Indeks
Berita  

Wakil Ketua Komisi E DPRD Jatim Hikmah Bafaqih Tegaskan Ijazah Tak Bisa Dicetak Ulang Hanya Bisa Diganti SKPI, Tanggapi Pernyataan Gubernur Khofifah

Penulis: Hasyim Asy’ari|

Surabaya, pelitaprabu.com|

 

Wakil Ketua Komisi E DPRD Jawa Timur, Hikmah Bafaqih, menegaskan bahwa ijazah yang rusak atau hilang tidak dapat dicetak atau diterbitkan ulang. Hal ini disampaikannya menanggapi pernyataan Gubernur Jawa Timur Khofifah Indar Parawansa yang sebelumnya mengungkapkan kesiapannya membantu penerbitan ulang ijazah milik puluhan karyawan korban penahanan ijazah oleh perusahaan UD Sentoso Seal, milik pebisnis Jan Hwa Diana di Surabaya.

“Saya tadi sempat berdiskusi dengan beberapa teman, baik di Komisi E maupun di Dinas Pendidikan. Kami semua itu sepakat bahwa ijazah itu tidak bisa diterbitkan ulang,” ujar Hikmah , Selasa (21/5/2025).

Politisi PKB tersebut menjelaskan bahwa dalam kasus ijazah karyawan yang ditahan, apabila dokumen asli tidak dikembalikan, maka mekanisme resmi yang dapat ditempuh adalah pengurusan Surat Keterangan Pengganti Ijazah (SKPI), yang memiliki kedudukan hukum setara dengan ijazah asli.

“Kalau toh misalnya hilang atau karena sebab lain rusak misalnya, yang bisa itu adalah pengganti ijazah, semacam surat keterangan pengganti ijazah begitu, bukan ijazah dicetak ulang,” tegasnya.

Ia menambahkan bahwa SKPI memiliki kekuatan hukum yang sah dan dapat digunakan untuk keperluan administrasi, termasuk melamar pekerjaan.
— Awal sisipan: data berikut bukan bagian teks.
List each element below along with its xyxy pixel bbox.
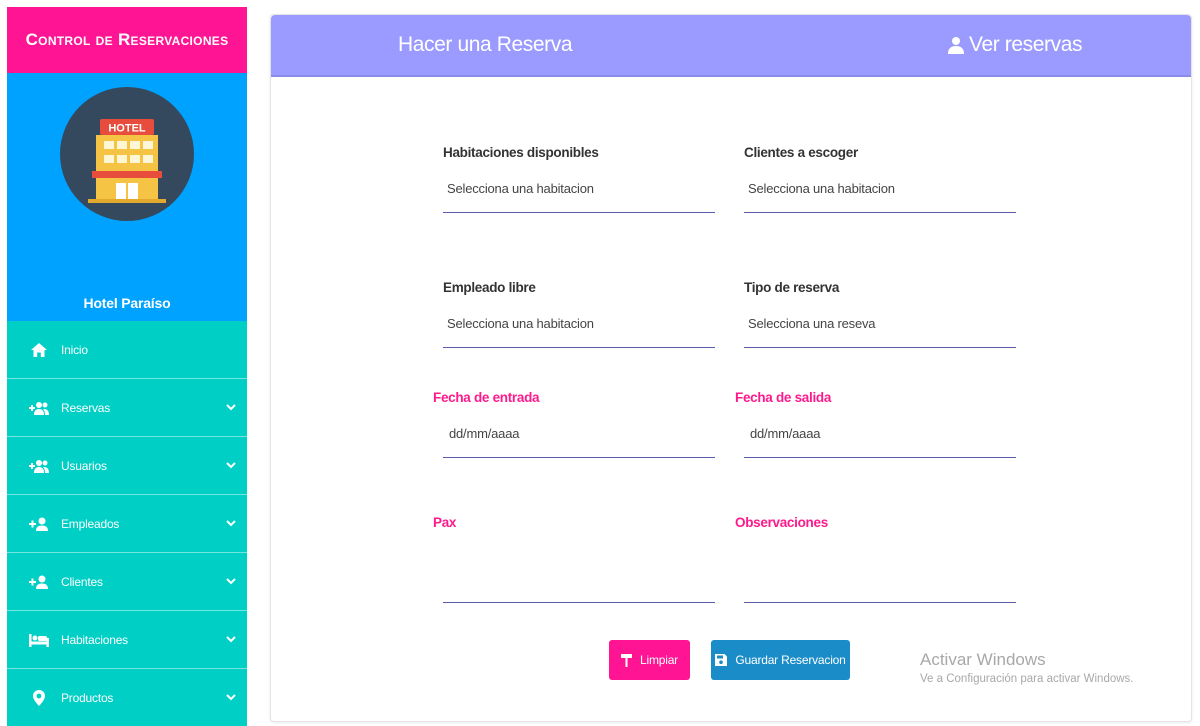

Menurutnya, penegasan ini penting mengingat masih banyak masyarakat yang belum memahami mekanisme penggantian dokumen pendidikan yang hilang atau rusak.

Hikmah juga mengapresiasi perhatian Gubernur Khofifah terhadap nasib para karyawan yang dirugikan. Namun, ia mengingatkan bahwa solusi yang ditempuh harus sesuai dengan aturan hukum agar tidak menimbulkan polemik baru di kemudian hari.

“Itu menunjukkan bahwa Bu Gub punya perhatian terhadap warganya yang memang bermasalah,” ucap Hikmah.

Lebih lanjut, Hikmah meminta pemerintah untuk mengusut tuntas kasus penahanan ijazah oleh UD Sentoso Seal, karena tindakan tersebut melanggar Peraturan Daerah (Perda) Jawa Timur Nomor 8 Tahun 2016 tentang Ketenagakerjaan. Ia menekankan bahwa pimpinan perusahaan tetap harus bertanggung jawab, meski pelaku langsung dari kebijakan tersebut adalah pihak HRD yang kini telah mengundurkan diri.

“Tidak bisa begitu, pimpinan perusahaan tetap harus bertanggung jawab,” tegasnya. “Dalam perda juga sudah disebutkan terlarang. Karenanya ya harus ditegakkan aturan itu untuk memberikan jurisprudensi yang jelas bagi tempat usaha lain agar tidak melakukan hal serupa,” sambungnya.

Hikmah menilai kasus ini menjadi pelajaran penting bagi Pemerintah Provinsi Jawa Timur untuk lebih aktif mensosialisasikan dan menegakkan peraturan daerah yang telah ditetapkan.

“Kalau bukan Pemprov yang berusaha menegakkan dan menjaga proses law enforcement dari perda yang ada, lalu siapa lagi yang kita minta untuk menghormati? Jadi itu harus dijalankan, ditegakkan setegak-tegaknya,” pungkasnya.